Ithaca College Alumni Against Austerity (ICAAA) voiced its discontent with the approval of the final recommendations for faculty and program cuts in a March 1 event.
The ICAAA is a group of alumni who are opposed to the Academic Program Prioritization (APP) process. President Shirley M. Collado and La Jerne Cornish, provost and senior vice president for academic affairs, approved the final recommendations for the cuts Feb. 24. This event occurred directly after a meeting with alumni, the Ithaca College Board of Trustees and the Alumni Association Board of Directors on March 1. Some alumni requested that the meeting be moved to before the APP plan was set to be approved, but these requests were not taken.
Approximately 94 alumni, students and faculty members attended the gathering.
The event opened with John Burger, lecturer in the Department of Health Promotion and Physical Education, singing a song he wrote for the faculty who were terminated as part of the APP. He said he wished the group was meeting under different circumstances, but the fight has just begun.
Greg Peterson ’09 explained that the college does have financial issues but not like other institutions during the pandemic.
“This [APP] was intended to be a gradual process, however, COVID presented an opportunity to take advantage of a moment of collective trauma that we’re in and really reengineer this school, at a time where people are more willing to give up things that they would normally protect,” Peterson said.
Sarah Grunberg ’08, former lecturer in the Department of Sociology, and Sara-Maria Sorentino ’08 started a GoFundMe fundraiser March 1 called the “IC Alumni Action and Worker Support Fund.” The money raised will go toward resisting the APP and to the staff and faculty who are being impacted by the cuts. Of the money raised, 80% will go to the impacted faculty and staff and 20% will fund legal fees, movement building, materials and printing. The fundraiser also calls on the college’s leadership to stop all the layoffs; establish shared governance where students, faculty and staff have decision making power; bargain in good faith with the Contingent Faculty Union; and release a clear document outlining the college’s financial status.
Fae Dremock, assistant professor in the Department of Environmental Studies and Sciences, spoke about the departments getting slashed at the college. She said these decisions have cost her and many others a career. She said the process ignores curricular needs and institutional history, without faculty input.

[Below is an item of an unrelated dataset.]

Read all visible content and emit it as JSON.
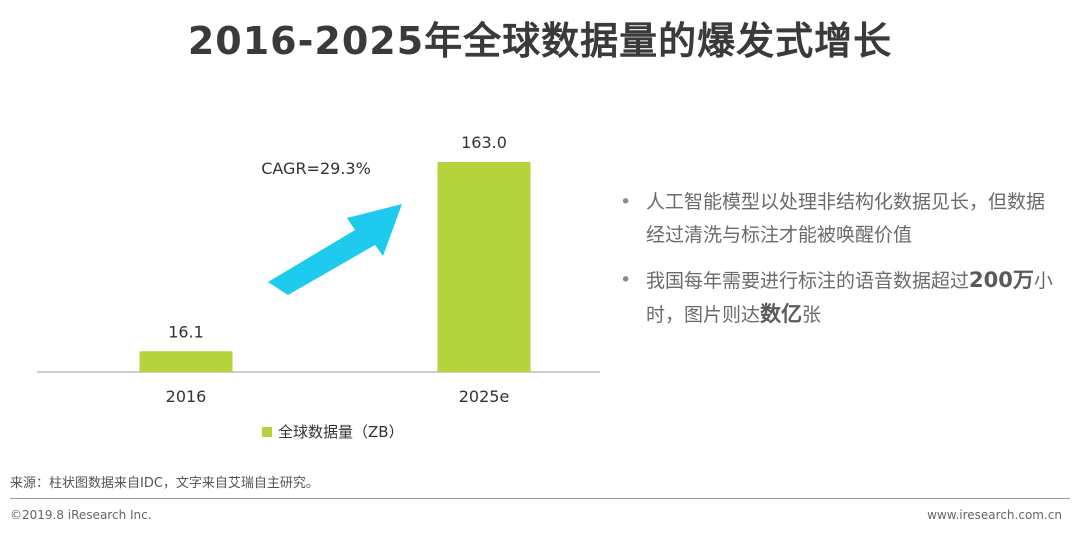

Elijah Breton ’16 said it is necessary for alumni to have a say in these decisions. He expressed dissatisfaction with the Alumni Association Board of Directors. The alumni board works in an advisory capacity to help guide the college’s efforts to create strong ties between the alumni and the college. He said he thinks the alumni board’s role in these decisions and how they represent the alumni voice need to be examined.
“Simply put, they failed us,” Brenton said.
James Miranda, lecturer in the Department of Writing and chair of the Contingent Faculty Leadership Committee, said these decisions are a step toward mediocrity for the college.
“It’s the contingent faculty that are really taking the brunt of this, which is very sad seeing that this union was just formed in 2017 after extensive effort after many, many people who worked for years to make that union happen,” Miranda said. “It is now being essentially gutted by the school, the only faculty union on campus.”
The college is not eliminating tenured and tenure-eligible faculty, and according to Section 4.9.8 of the Ithaca College Policy Manual, terminations resulting from the discontinuation of a program will be done in the order of part-time per-course faculty, adjunct faculty, faculty employed by term appointments, non-tenure-track faculty, tenure-eligible faculty and tenured faculty.
He said the Contingent Faculty Leadership Committee has made requests to the college to aid terminated faculty members. He said it asked the administration to mention COVID-19 in the termination letter so that staff can get unemployment insurance sooner and to send the termination letters out in a timely fashion. He said it also requested that the college do anything it can to keep faculty members on H-1B visas, which allow people to work in the United States if they receive an offer of employment, so they would not be deported. He said they requested library and Netpass access so faculty can continue their research and write letters of recommendation for students and alumni.
“We were told categorically no to every single request, categorically no because the answer was really, ‘We are not legally obligated to do that,’” Miranda said.
According to the FAQ section of the APP website, the Office of Human Resources worked with the Academic Program Prioritization Implementation Committee and the deans to create a resource guide for eliminated faculty members. This guide is only available to faculty members and includes information about health insurance, applying for unemployment benefits and future employment.
Mary Bentley, associate professor in the Department of Health Promotion and Physical Education and vice president of the IC AAUP, said she appreciates the voice the group has created. The IC AAUP is an advocacy body open to all faculty, regardless of rank or appointment. She said she believes that faculty are afraid.
“This is pretty classic disaster pimping,” Bentley said.